İngiliz artist Jane Perkins, ”Plastic Classics” olarak adlandırdığı serisinde alışılmışın dışında bir yöntem uygulamış. Etraftan bulduğu lego parçaları, düğmeler, deniz kabukları, plastik oyuncaklar vb. gibi aklınıza gelebilecek milyonlarca parçayı biraraya getirip harika eserler ortaya çıkarmış. Hem de kullandığı parçaları asla boyamadan, kendi orjinal renklerinde bırakarak. İlham kaynağı ise hepimizin hayran olduğu, en ünlü tablolar ve görür görmez hatırlayacağımız, aşina olduğumuz yüzler.
Sanatçı, eserlerinin yeterince iyi algılanabilmesi için sanat severlere iki önemli ipucu veriyor.

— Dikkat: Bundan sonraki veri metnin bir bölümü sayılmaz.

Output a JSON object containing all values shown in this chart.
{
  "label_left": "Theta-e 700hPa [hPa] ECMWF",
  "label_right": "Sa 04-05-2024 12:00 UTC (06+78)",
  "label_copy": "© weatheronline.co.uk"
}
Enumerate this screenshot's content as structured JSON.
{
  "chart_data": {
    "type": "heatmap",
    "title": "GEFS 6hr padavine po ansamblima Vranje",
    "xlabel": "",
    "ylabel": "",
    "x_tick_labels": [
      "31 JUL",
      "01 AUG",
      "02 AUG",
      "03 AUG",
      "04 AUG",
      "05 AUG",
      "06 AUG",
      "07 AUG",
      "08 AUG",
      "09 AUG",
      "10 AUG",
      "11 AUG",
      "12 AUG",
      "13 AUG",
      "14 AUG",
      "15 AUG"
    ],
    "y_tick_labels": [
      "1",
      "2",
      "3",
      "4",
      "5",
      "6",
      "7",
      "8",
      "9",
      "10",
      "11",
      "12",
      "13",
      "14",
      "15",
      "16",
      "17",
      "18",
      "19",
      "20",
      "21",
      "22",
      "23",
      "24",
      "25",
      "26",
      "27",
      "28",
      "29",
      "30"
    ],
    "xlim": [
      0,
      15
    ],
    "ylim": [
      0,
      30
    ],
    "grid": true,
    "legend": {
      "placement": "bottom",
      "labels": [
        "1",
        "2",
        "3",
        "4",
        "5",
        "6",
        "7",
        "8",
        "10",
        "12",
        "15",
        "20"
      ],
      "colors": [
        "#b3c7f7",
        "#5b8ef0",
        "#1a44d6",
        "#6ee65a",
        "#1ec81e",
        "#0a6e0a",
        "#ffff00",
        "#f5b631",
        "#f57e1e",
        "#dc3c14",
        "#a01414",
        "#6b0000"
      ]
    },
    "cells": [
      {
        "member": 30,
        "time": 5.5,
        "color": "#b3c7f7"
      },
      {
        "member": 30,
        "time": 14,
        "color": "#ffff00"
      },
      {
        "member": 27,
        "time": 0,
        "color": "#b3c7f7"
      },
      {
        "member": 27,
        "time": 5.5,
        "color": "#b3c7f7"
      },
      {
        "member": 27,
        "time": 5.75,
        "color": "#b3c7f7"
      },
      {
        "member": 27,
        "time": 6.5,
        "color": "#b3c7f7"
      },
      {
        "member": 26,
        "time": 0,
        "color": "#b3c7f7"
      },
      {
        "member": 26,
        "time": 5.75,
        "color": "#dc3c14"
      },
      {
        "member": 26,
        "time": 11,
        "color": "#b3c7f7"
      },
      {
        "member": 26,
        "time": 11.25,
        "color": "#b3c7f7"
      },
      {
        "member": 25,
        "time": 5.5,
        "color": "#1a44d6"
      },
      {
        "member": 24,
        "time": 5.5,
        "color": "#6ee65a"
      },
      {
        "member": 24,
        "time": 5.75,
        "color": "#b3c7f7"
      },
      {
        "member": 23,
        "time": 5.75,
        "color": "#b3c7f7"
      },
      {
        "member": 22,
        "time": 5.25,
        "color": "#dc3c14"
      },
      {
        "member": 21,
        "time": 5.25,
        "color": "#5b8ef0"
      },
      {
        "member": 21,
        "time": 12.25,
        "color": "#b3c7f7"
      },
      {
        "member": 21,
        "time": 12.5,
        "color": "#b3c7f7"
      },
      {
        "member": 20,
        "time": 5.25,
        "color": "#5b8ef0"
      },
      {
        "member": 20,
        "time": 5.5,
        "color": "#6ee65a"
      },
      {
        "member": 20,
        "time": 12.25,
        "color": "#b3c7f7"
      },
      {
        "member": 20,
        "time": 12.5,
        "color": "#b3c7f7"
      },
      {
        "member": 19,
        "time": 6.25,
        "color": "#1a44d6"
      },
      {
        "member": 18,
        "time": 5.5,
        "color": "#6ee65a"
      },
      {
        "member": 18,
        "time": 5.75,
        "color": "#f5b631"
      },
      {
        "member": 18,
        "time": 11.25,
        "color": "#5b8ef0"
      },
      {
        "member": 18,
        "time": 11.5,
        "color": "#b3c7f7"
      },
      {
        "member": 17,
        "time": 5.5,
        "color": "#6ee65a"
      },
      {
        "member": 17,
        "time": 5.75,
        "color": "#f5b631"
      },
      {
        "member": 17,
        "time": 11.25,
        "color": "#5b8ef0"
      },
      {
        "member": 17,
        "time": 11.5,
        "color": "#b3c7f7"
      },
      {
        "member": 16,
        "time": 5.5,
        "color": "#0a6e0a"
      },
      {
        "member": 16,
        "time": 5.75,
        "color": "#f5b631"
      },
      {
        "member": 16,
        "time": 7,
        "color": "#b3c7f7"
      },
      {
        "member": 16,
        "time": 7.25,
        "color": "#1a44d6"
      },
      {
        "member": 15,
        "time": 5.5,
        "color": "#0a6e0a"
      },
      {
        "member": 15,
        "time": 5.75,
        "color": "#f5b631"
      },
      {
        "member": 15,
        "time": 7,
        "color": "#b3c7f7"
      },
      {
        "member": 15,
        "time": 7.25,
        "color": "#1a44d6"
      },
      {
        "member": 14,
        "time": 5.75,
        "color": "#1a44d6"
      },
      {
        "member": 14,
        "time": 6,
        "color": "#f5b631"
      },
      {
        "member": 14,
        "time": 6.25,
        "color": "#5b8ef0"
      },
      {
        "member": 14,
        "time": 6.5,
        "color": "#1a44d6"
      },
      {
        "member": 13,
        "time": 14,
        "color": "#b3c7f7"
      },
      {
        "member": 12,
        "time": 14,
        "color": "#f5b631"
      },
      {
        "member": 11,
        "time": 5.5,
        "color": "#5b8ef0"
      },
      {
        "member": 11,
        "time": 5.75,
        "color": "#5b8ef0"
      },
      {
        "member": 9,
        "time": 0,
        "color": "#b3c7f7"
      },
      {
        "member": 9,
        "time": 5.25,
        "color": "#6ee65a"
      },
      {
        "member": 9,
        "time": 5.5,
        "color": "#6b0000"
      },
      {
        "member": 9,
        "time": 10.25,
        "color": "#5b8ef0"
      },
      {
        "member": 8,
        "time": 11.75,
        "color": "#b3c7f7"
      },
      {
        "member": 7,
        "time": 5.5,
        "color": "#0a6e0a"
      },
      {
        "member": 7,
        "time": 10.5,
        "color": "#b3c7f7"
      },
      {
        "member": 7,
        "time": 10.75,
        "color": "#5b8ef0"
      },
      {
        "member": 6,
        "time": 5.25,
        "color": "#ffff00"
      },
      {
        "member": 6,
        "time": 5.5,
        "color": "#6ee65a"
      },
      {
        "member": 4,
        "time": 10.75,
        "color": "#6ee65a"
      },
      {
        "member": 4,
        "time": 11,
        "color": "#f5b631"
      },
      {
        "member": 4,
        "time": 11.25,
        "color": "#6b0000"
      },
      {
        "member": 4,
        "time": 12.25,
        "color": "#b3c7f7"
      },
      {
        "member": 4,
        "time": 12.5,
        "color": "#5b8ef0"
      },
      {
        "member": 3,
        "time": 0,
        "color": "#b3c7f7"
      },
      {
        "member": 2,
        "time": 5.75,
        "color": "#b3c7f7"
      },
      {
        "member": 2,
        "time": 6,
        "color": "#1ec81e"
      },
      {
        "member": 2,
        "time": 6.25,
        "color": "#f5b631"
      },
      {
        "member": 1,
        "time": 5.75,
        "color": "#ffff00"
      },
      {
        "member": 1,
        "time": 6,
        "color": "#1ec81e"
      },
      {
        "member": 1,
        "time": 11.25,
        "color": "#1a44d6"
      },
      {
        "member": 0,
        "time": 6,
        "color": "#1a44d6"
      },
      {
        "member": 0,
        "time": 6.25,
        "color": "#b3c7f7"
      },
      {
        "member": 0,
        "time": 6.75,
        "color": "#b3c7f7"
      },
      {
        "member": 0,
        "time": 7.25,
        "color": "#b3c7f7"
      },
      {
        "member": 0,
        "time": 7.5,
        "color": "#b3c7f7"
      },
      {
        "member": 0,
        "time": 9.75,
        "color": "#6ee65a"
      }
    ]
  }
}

Birincisi, eseri uzaktan bir bütün olarak seyredip, ortaya çıkan kompozisyonu görebilmek ve ikincisi ise, esere mümkün olduğu kadar yakından bakıp, kullanılan malzemelerle tüm detaylara hakim olabilmek.
Ayrıca Perkins’in, Van Gogh’un, ”SunFlowers” isimli meşhur tablosunda da yaptığı gibi, her eserini, bu kez bir öncekinden tamamen farklı malzemeler kullanarak yeniden yapmak gibi bir hobisi de bulunmakta.